Pope holds back key morality statement to hit G8
Richard Owen in Rome and Ruth Gledhill, Religion Correspondent
The Pope has held back publication of a key statement on markets and morality in an attempt to force the issue onto the G8 agenda.
Pope Benedict XVI signed the document today but the text, which focuses on globalisation, poverty and the financial crisis and is one of the most important to come out of the Holy See in the past decade, will be published 48 hours before the meeting of world leaders at L'Aquila in Italy - a week-long delay.
Caritas in veritate, Love or charity in truth, will outline the ethical values that the faithful must "tirelessly defend" to ensure "true freedom and solidarity", the Pope said recently. He said that the global downturn demonstrated the need to "rethink economic and financial paradigms that have been dominant in recent years."

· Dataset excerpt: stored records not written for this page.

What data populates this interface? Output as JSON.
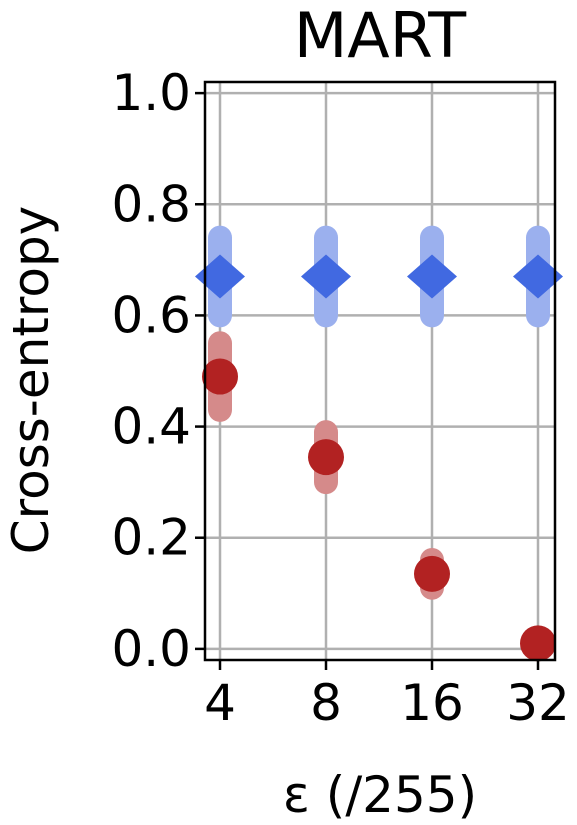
{
  "chart_data": {
    "type": "scatter",
    "title": "MART",
    "xlabel": "ε (/255)",
    "ylabel": "Cross-entropy",
    "categories": [
      "4",
      "8",
      "16",
      "32"
    ],
    "ylim": [
      -0.02,
      1.02
    ],
    "yticks": [
      "0.0",
      "0.2",
      "0.4",
      "0.6",
      "0.8",
      "1.0"
    ],
    "grid": true,
    "legend": "none",
    "series": [
      {
        "color": "#4169e1",
        "error_color": "#9bb0ee",
        "marker": "diamond",
        "values": [
          0.67,
          0.67,
          0.67,
          0.67
        ],
        "err_low": [
          0.6,
          0.6,
          0.6,
          0.6
        ],
        "err_high": [
          0.74,
          0.74,
          0.74,
          0.74
        ]
      },
      {
        "color": "#b22222",
        "error_color": "#d58a8a",
        "marker": "circle",
        "values": [
          0.49,
          0.345,
          0.135,
          0.01
        ],
        "err_low": [
          0.43,
          0.3,
          0.11,
          0.0
        ],
        "err_high": [
          0.55,
          0.39,
          0.16,
          0.02
        ]
      }
    ]
  }
}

The encyclical - the most authoritative document a Pope can issue - analyses the destructive effect on society of the pursuit of commercial or private interests without "social responsibility" or "conscience and honesty". It proposes an international agreement on globalisation based on "the principles of subsidiarity and solidarity" and "the values of charity and truth".

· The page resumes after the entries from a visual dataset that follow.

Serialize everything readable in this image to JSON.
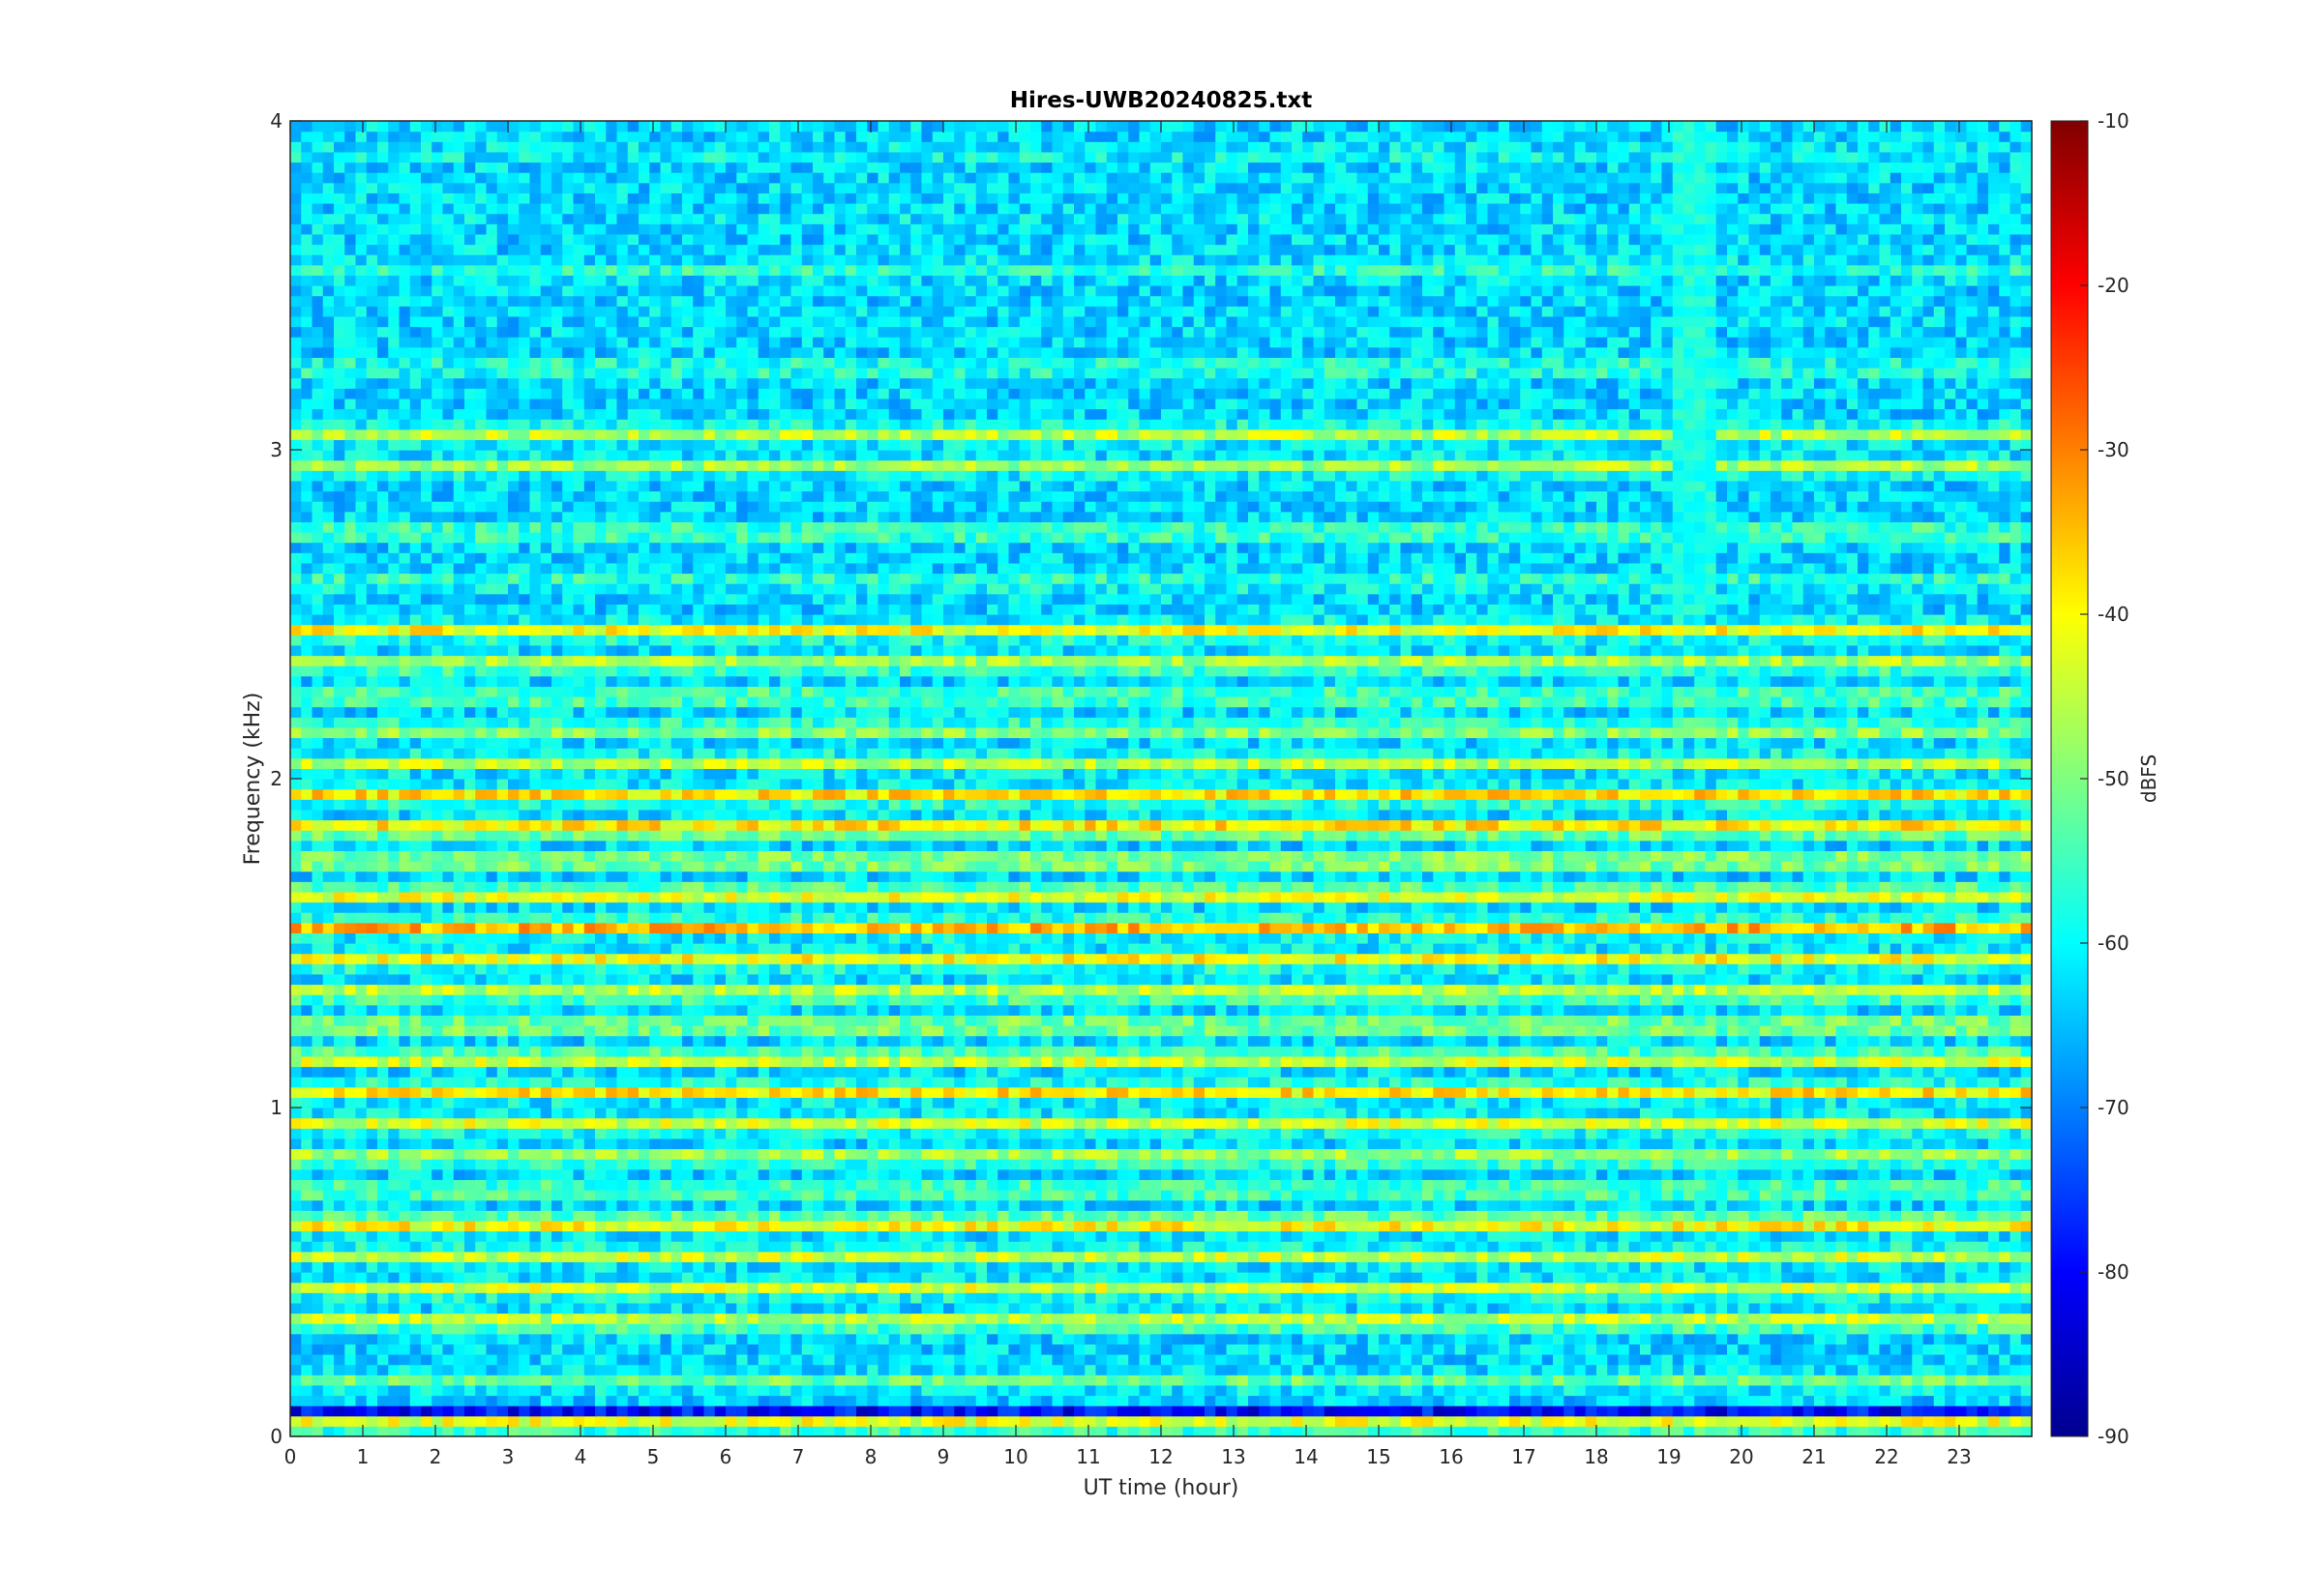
{
  "chart_data": {
    "type": "heatmap",
    "title": "Hires-UWB20240825.txt",
    "xlabel": "UT time (hour)",
    "ylabel": "Frequency (kHz)",
    "xlim": [
      0,
      24
    ],
    "ylim": [
      0,
      4
    ],
    "x_ticks": [
      "0",
      "1",
      "2",
      "3",
      "4",
      "5",
      "6",
      "7",
      "8",
      "9",
      "10",
      "11",
      "12",
      "13",
      "14",
      "15",
      "16",
      "17",
      "18",
      "19",
      "20",
      "21",
      "22",
      "23"
    ],
    "y_ticks": [
      "0",
      "1",
      "2",
      "3",
      "4"
    ],
    "colorbar": {
      "label": "dBFS",
      "range": [
        -90,
        -10
      ],
      "ticks": [
        "-90",
        "-80",
        "-70",
        "-60",
        "-50",
        "-40",
        "-30",
        "-20",
        "-10"
      ],
      "colormap": "jet"
    },
    "freq_bands_khz": [
      {
        "f": 0.04,
        "level": -40
      },
      {
        "f": 0.07,
        "level": -82
      },
      {
        "f": 0.17,
        "level": -52
      },
      {
        "f": 0.35,
        "level": -42
      },
      {
        "f": 0.45,
        "level": -43
      },
      {
        "f": 0.55,
        "level": -44
      },
      {
        "f": 0.65,
        "level": -36
      },
      {
        "f": 0.75,
        "level": -50
      },
      {
        "f": 0.85,
        "level": -45
      },
      {
        "f": 0.95,
        "level": -43
      },
      {
        "f": 1.05,
        "level": -38
      },
      {
        "f": 1.15,
        "level": -40
      },
      {
        "f": 1.25,
        "level": -44
      },
      {
        "f": 1.35,
        "level": -42
      },
      {
        "f": 1.45,
        "level": -40
      },
      {
        "f": 1.55,
        "level": -34
      },
      {
        "f": 1.65,
        "level": -38
      },
      {
        "f": 1.75,
        "level": -43
      },
      {
        "f": 1.85,
        "level": -34
      },
      {
        "f": 1.95,
        "level": -37
      },
      {
        "f": 2.05,
        "level": -45
      },
      {
        "f": 2.15,
        "level": -47
      },
      {
        "f": 2.25,
        "level": -50
      },
      {
        "f": 2.35,
        "level": -44
      },
      {
        "f": 2.45,
        "level": -40
      },
      {
        "f": 2.6,
        "level": -56
      },
      {
        "f": 2.75,
        "level": -52
      },
      {
        "f": 2.95,
        "level": -47
      },
      {
        "f": 3.05,
        "level": -45
      },
      {
        "f": 3.25,
        "level": -55
      },
      {
        "f": 3.55,
        "level": -57
      },
      {
        "f": 3.7,
        "level": -62
      },
      {
        "f": 3.9,
        "level": -60
      }
    ],
    "background_level": -63,
    "features": [
      {
        "type": "broadband-enhancement",
        "x_range": [
          19.0,
          19.7
        ],
        "f_range": [
          2.5,
          4.0
        ],
        "level": -58
      }
    ]
  }
}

The Pope has been working on the encyclical for two years, but delayed it in order to bring it up to date and reflect the global economic crisis. Its publication has been further delayed by translation problems into Latin, according to the Italian newspaper la Repubblica.
Although Pope Benedict has encouraged a return to Latin in the liturgy, there is a dwindling number of experts able to find Latin equivalents for terms such as "market value" and "tax haven".
Benedict has written two previous encyclicals in his four years as Pope, Deus caritas est (God is Love) in 2006 and Spe salvi (Saved by Hope) in 2007.